When companies don't get the results they want, it's not the fault of the competition, economy, customers or employees. It's usually the leader who tolerates poor performers and isn't willing to try new ideas, systems, methods, people, markets, strategies or customers. This leader is often afraid to make people accountable or responsible for their performance and continues to lack the desired results.
For many contractors, the common challenges are finding more help, getting more organized, building a better management team and continually making a larger profit. This only starts when the owner has a dynamic vision about which employees can get excited. Employees simply won't follow someone who is negative and complains about problems, people and why they can't compete. Employees want a leader who will stand up and say: "Here is where we're going, these are the changes we need to make, and this is how we will make it happen."
Problems Start at the Top
Responsibility and accountability start at the top. No A/R leaders blame poor results on others and circumstances beyond their control. They sit and wait for something to happen, hope profitable customers call or pray someone will show up at their door to professionally manage their projects and run their project teams.
Successful business owners have to be proactive, make changes and take responsibility to achieve great results if they want to get to the next level, make more money and grow.
Change Starts at the Top
Getting great results is the No. 1 indicator of a business owner's vision and leadership. Real leaders make quick, decisive decisions to adjust and stay ahead of changing business requirements and customer needs. When customers demand specific scheduling software, project websites or faster schedules, you don't have the right to complain. When there are too many competitors offering lower prices on your project type, you have to examine how you do business and revamp your business model. When you can't find help, you have to take charge and task a hiring coordinator or consultant with revamping your recruitment program. When your field productivity takes more crew hours than you estimate, you have to dedicate time and money to update job-cost tracking software and the staff required to generate weekly cost updates for your foremen and superintendents to review.
No A/R leaders wait for something to happen and complain about everything except their own performance. Business owners rarely walk into the office and say, "I have made a decision that I need to change how I manage and lead our company." Poor leaders walk into the office and say, "Crews are too slow and aren't making it happen. Customers want lower prices and don't pay us fast enough. Competitors are too cheap and willing to work for next to nothing. We can't make enough profit. Everyone will have to work harder and we will have to cut costs."
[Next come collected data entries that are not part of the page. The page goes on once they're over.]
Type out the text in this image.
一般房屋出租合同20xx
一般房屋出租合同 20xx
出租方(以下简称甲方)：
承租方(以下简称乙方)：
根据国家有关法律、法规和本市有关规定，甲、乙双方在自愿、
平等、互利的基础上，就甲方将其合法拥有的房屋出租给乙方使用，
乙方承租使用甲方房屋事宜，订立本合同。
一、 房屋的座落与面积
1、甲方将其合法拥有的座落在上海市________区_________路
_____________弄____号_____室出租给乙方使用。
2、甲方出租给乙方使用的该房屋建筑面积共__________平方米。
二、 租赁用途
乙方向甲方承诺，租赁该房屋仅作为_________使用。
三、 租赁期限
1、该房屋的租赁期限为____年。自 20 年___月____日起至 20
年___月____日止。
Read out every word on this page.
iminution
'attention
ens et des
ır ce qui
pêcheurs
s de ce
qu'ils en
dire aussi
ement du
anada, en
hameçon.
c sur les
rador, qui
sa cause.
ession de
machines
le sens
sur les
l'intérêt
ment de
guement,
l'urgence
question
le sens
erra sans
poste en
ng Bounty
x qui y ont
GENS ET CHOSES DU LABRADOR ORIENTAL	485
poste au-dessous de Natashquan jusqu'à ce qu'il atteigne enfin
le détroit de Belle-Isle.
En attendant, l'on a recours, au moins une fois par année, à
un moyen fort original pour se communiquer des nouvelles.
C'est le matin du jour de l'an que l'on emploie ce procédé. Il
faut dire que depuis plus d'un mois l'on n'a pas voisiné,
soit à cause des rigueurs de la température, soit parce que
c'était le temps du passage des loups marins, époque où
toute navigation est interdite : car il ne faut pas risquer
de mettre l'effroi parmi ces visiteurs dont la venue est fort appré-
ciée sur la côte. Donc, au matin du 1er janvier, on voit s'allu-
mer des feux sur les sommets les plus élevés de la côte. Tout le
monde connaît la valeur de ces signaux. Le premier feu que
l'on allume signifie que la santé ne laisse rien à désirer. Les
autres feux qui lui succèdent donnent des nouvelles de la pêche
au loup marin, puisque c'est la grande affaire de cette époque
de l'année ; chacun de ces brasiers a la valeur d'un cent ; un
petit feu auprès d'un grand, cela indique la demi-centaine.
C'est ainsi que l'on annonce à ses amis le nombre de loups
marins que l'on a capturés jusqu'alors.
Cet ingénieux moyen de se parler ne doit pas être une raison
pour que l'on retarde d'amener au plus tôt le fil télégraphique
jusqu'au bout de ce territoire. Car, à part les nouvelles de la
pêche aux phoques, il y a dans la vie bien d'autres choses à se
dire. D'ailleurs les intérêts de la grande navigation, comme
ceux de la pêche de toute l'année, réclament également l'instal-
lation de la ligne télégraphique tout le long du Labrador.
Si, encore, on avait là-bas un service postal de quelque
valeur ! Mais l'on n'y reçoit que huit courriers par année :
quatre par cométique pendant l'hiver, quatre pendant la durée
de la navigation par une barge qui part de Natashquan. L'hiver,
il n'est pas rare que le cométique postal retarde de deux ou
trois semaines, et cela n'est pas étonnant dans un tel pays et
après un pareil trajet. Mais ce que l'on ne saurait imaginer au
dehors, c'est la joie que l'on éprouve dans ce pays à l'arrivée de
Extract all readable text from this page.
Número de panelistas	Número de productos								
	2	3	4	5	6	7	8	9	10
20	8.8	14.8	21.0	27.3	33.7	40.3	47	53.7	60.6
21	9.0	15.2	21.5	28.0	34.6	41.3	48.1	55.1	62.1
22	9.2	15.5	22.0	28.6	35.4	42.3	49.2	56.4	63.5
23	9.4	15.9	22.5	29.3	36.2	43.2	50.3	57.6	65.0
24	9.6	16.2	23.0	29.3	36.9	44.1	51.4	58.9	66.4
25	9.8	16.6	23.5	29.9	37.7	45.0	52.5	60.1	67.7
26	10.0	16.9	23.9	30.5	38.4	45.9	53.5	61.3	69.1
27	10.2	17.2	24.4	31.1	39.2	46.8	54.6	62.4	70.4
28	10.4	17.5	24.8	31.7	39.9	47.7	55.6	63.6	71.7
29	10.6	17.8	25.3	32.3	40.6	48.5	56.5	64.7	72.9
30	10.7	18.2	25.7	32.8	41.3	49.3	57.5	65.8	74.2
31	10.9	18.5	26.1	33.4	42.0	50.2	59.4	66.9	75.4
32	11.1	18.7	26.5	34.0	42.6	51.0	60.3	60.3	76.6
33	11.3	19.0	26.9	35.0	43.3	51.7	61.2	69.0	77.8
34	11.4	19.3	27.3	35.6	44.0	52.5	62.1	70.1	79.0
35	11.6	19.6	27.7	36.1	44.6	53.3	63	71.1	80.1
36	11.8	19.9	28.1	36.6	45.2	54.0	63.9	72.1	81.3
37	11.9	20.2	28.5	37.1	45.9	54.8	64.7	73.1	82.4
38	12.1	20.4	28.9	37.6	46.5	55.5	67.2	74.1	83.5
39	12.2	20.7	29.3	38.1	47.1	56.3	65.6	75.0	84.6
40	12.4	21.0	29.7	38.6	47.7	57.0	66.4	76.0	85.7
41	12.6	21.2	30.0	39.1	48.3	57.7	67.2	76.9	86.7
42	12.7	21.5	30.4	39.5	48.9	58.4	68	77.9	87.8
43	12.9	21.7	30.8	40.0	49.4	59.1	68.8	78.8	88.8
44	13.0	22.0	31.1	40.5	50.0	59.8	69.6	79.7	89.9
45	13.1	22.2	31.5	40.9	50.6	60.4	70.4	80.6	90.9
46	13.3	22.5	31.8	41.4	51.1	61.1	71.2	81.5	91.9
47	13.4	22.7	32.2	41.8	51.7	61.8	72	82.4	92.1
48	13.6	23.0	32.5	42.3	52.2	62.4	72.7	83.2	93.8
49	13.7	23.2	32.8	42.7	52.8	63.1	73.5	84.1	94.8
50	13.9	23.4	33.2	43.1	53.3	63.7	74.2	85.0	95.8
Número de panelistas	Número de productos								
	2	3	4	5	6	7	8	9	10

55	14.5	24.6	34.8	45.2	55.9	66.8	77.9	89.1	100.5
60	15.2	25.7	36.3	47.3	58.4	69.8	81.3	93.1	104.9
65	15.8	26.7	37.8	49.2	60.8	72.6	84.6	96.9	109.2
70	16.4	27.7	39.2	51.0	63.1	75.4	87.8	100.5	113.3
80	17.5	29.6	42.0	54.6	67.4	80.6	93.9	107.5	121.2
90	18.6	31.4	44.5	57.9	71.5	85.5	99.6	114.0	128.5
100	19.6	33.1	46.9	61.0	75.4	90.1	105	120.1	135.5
Effective leaders realize they must have the courage to change themselves before anyone else will follow their lead. Over 90 percent of employees give their company leadership a rating of well below excellent. Employees often don't see business owners taking charge and doing what they need to do with poor performers and bad customers.
What's Your Future?
Accountable, responsible leaders have a vision and connect it to specific, measurable results. Some companies have visions to be the best company, offer the best service or provide the best quality. Here is a better vision: Be the market leader in innovative construction solutions for difficult complex projects that require technical expertise and engineering by providing loyal customers a value-enhanced project delivered significantly faster than expected. Ask everyone at your company:
- What is the vision of our company?
- What are we trying to accomplish?
- What are our top three priorities?
To realize actual results, get everyone on the same page, from top to bottom.
What's Your Goal?
After defining your vision, specific results must be targeted to quantify your goals. If your vision is to be the best contractor in your market, determine what specific, measurable results enhance your bottom line. Some specific targets include: a referral from every customer, no installation errors and 98-percent on-time completion.
What targets and numbers can you shoot for to realize your vision and get the results you want?